In order to diagnose the problem, we need full server's configuration, including a full SSL configuration.
[24 Aug 2018 3:59] kriti suwalka
Could you be more specific in terms of what all details you need from server configuration ?
[24 Aug 2018 12:09] MySQL Verification Team
Hi,

First of all, see if the problem persists with 5.7.22, as there are many bugs fixed interim.

Second, please upload your server's my.cnf to this bug report, by using "Files" tab. That way your configuration will be viewable only by Oracle employees.
[28 Aug 2018 4:51] kriti suwalka
Hi,

We currently don't have any SSL enabled instance with 5.7.22 version. I am attaching my.cnf file as requested for the current server we faced issue with. Meanwhile we will try to setup a 5.7.22 server with SSL.
[28 Aug 2018 12:30] MySQL Verification Team
Hi,

Please try 5.7.22 and also reply to all other question that are asked in this page by our Alexander Soklakov.

Thanks in advance.
[29 Aug 2018 11:51] MySQL Verification Team
Hi,

We managed to reproduce your test case even with the latest 5.7 release of our server and client. That is, client cert not signed by server's CA does not work.

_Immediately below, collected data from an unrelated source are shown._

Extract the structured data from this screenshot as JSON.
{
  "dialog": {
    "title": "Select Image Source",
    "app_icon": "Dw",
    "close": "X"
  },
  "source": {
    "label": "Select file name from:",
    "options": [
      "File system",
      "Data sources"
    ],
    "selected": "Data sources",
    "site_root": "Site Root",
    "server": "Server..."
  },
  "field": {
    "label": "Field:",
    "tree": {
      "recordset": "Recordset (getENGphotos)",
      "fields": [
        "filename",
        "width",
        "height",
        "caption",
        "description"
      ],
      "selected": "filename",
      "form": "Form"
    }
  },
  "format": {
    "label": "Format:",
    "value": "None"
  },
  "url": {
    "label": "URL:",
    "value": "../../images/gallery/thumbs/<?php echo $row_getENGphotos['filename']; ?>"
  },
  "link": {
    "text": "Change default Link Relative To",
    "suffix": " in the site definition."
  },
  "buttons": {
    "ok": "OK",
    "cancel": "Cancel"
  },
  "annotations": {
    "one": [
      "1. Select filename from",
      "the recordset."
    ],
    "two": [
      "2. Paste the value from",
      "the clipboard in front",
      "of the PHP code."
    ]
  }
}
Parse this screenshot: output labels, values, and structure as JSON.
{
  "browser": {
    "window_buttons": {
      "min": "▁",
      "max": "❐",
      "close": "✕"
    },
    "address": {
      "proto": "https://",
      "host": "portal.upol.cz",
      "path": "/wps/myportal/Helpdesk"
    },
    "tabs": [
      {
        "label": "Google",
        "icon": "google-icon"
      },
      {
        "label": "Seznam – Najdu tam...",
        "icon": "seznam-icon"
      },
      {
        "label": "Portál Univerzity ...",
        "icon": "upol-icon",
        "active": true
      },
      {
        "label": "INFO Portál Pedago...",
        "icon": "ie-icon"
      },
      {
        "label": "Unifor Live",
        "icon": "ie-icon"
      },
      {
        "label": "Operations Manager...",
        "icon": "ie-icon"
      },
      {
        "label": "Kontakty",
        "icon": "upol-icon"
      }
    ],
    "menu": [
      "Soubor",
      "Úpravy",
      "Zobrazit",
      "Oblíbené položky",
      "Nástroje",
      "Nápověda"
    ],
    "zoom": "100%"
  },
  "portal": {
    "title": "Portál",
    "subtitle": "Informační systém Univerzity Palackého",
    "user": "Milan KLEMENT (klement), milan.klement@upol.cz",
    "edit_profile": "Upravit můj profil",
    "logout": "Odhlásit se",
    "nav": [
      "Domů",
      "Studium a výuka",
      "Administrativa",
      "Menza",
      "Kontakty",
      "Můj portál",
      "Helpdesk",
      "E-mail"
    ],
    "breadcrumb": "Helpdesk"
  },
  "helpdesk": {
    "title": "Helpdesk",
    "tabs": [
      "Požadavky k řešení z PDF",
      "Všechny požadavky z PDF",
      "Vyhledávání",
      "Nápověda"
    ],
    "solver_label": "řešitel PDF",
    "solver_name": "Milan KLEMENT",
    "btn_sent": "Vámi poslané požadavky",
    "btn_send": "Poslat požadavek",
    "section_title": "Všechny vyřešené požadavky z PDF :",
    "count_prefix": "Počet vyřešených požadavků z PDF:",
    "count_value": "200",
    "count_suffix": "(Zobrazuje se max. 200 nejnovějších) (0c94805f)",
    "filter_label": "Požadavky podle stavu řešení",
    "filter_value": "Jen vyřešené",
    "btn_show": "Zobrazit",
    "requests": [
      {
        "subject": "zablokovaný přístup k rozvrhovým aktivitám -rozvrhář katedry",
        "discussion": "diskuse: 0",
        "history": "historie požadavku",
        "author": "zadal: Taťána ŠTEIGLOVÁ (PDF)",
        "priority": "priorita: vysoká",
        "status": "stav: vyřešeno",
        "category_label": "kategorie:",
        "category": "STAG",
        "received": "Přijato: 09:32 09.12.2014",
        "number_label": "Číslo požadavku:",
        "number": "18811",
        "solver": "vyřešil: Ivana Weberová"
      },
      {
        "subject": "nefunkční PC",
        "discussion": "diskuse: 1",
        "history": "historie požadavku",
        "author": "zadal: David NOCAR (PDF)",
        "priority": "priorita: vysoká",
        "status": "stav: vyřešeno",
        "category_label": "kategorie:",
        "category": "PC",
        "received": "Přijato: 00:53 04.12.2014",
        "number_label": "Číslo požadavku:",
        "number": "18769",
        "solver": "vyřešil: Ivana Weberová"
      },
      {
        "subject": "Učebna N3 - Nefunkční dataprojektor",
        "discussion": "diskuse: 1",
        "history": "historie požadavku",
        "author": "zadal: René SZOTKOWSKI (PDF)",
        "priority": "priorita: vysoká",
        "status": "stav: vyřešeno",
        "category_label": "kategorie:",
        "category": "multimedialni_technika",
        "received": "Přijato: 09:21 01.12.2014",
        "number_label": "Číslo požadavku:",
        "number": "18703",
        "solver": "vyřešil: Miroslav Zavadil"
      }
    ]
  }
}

Note that the opposite direction (server's cert not signed by the client CA) works just fine.

We think that the server always verifies the certificates provided by users. And there's no way to tell it not to (as we have on the client via --ssl-mode).

Note that this is a safe assumption to make too.

Based on this  evidence, we concluded that this report is a feature request. 

Verified as a feature request.
[19 May 2021 0:32] Filipe Silva
As explained before, as long as there is a client key/certificate configured in Java system wide or through Connector/J `clientCertificateKeyStoreUrl` option, the client certificate is sent automatically while negotiating the secure socket with the server. The server, for its part, must be able to validate such certificate.

The client certificate validation you are talking about happens in a latter phase, when the secure socket is already established, so not enabling it has no effect on this process.

Currently there is a solution for this but it won't be implemented in Connector/J 5.1 since it is EOL now. Connector/J 8.0.22 introduced two new connection options that should do what you are requesting - `fallbackToSystemTrustStore` and `fallbackToSystemKeyStore`. Namely, setting `fallbackToSystemKeyStore=false` should do what you need. See details in https://dev.mysql.com/doc/connector-j/8.0/en/connector-j-connp-props-security.html

Please give it a try and let us know if it works for you.
[19 Jun 2021 1:00] Bugs System
No feedback was provided for this bug for over a month, so it is
being suspended automatically. If you are able to provide the
information that was originally requested, please do so and change
the status of the bug back to "Open".